For what value of the constant c is the function f continuous on the interval (-infinity, +infinity).
f(x) = cx^2+4x, x < 2
f(x) = x^3-cx
limit on the left is 4c+8
limit on the right is 8-2c
so you need
4c+8 = 8-2c
c=0
maybe not the best exercise for the topic, yeah?
To find the value of the constant c for which the function f is continuous on the interval (-∞, +∞), you need to check if the two pieces of the function, f(x) = cx^2 + 4x, for x < 2 and f(x) = x^3 - cx, match each other at the point x = 2.
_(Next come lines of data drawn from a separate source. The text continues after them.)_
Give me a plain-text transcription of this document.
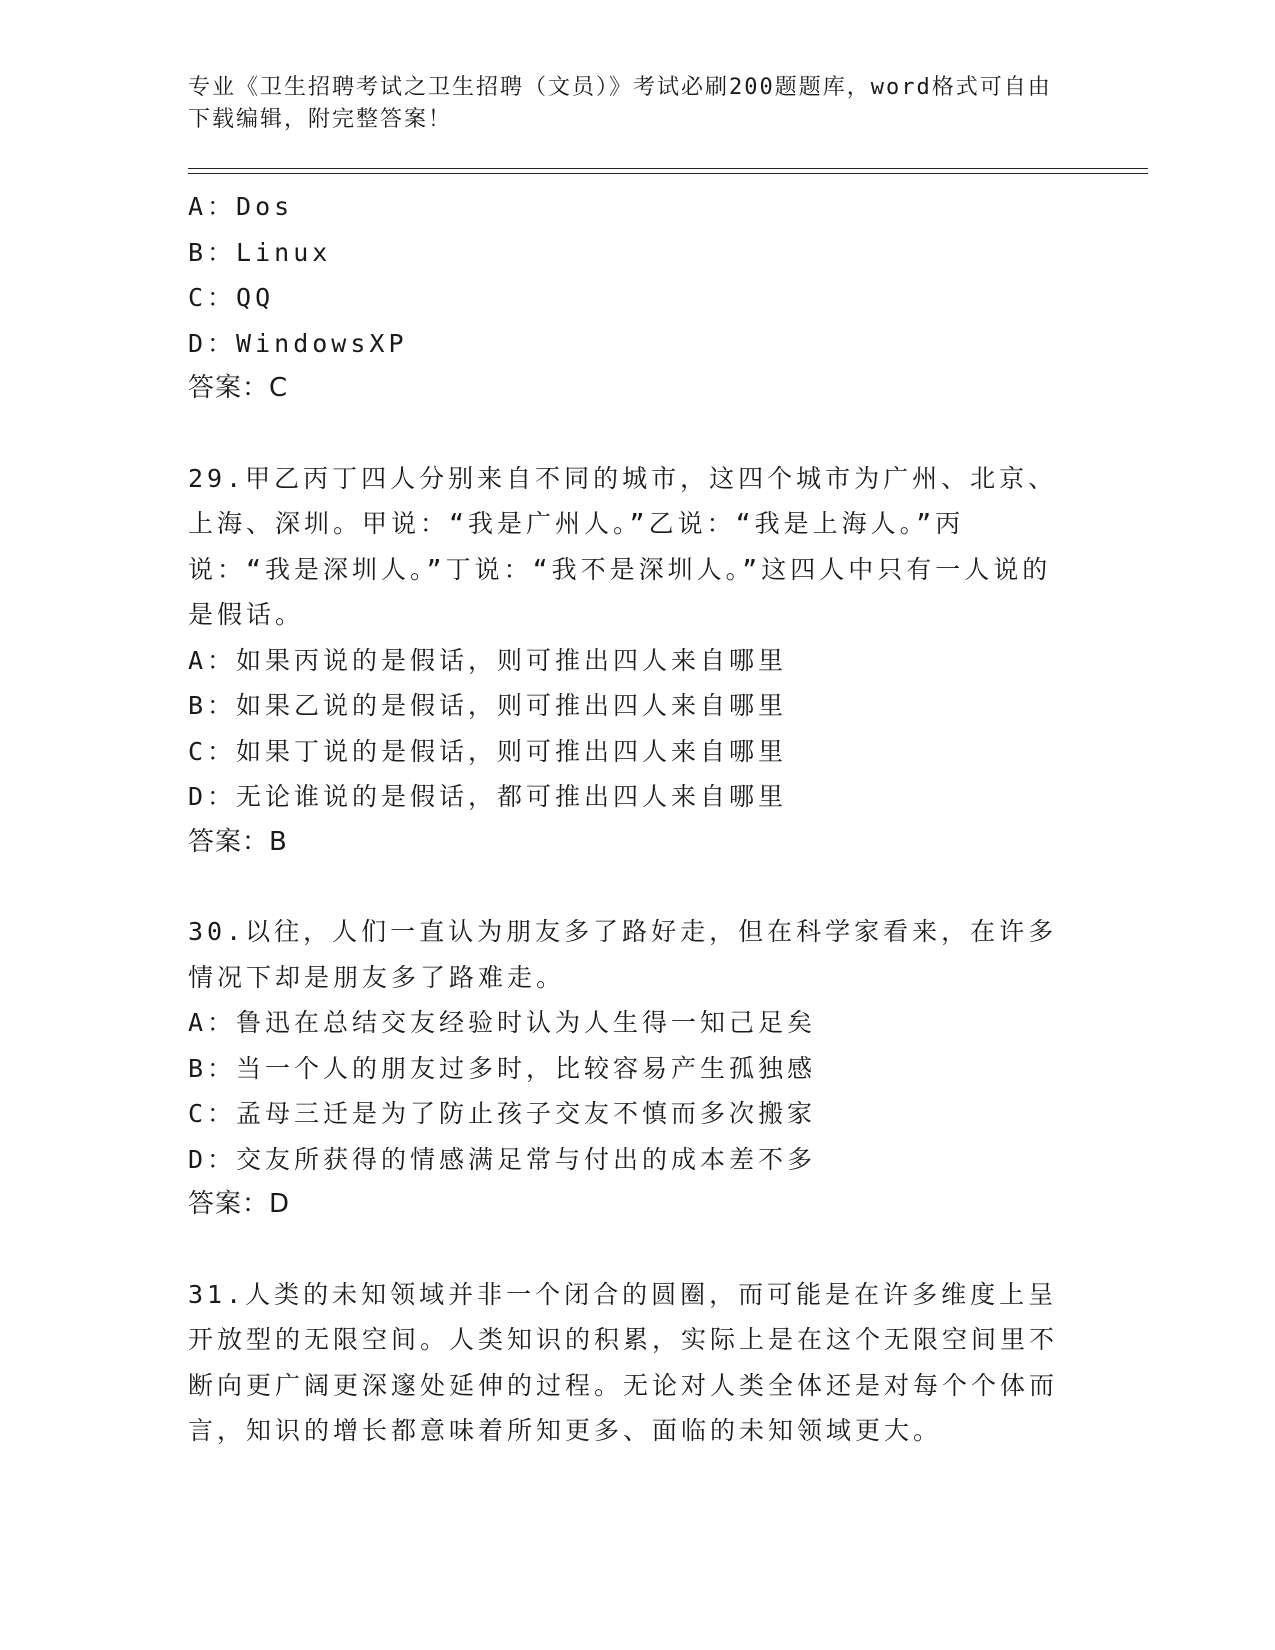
专业《卫生招聘考试之卫生招聘（文员）》考试必刷200题题库，word格式可自由下载编辑，附完整答案！

A：Dos
B：Linux
C：QQ
D：WindowsXP
答案：C

29.甲乙丙丁四人分别来自不同的城市，这四个城市为广州、北京、上海、深圳。甲说：“我是广州人。”乙说：“我是上海人。”丙说：“我是深圳人。”丁说：“我不是深圳人。”这四人中只有一人说的是假话。

A：如果丙说的是假话，则可推出四人来自哪里
B：如果乙说的是假话，则可推出四人来自哪里
C：如果丁说的是假话，则可推出四人来自哪里
D：无论谁说的是假话，都可推出四人来自哪里
答案：B

30.以往，人们一直认为朋友多了路好走，但在科学家看来，在许多情况下却是朋友多了路难走。

A：鲁迅在总结交友经验时认为人生得一知己足矣
B：当一个人的朋友过多时，比较容易产生孤独感
C：孟母三迁是为了防止孩子交友不慎而多次搬家
D：交友所获得的情感满足常与付出的成本差不多
答案：D

31.人类的未知领域并非一个闭合的圆圈，而可能是在许多维度上呈开放型的无限空间。人类知识的积累，实际上是在这个无限空间里不断向更广阔更深邃处延伸的过程。无论对人类全体还是对每个个体而言，知识的增长都意味着所知更多、面临的未知领域更大。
First, let's determine the left-hand limit as x approaches 2. To do this, substitute x = 2 into the first piece of the function:
lim(x→2-) (cx^2 + 4x) = c(2^2) + 4(2) = 4c + 8
Next, let's determine the right-hand limit as x approaches 2. To do this, substitute x = 2 into the second piece of the function:
lim(x→2+) (x^3 - cx) = 2^3 - c(2) = 8 - 2c
For the function to be continuous at x = 2, the left-hand limit and the right-hand limit must be equal:
4c + 8 = 8 - 2c
Now, solve this equation for c:
4c + 2c = 8 - 8
6c = 0
c = 0
Therefore, the constant c = 0 makes the function f continuous on the interval (-∞, +∞).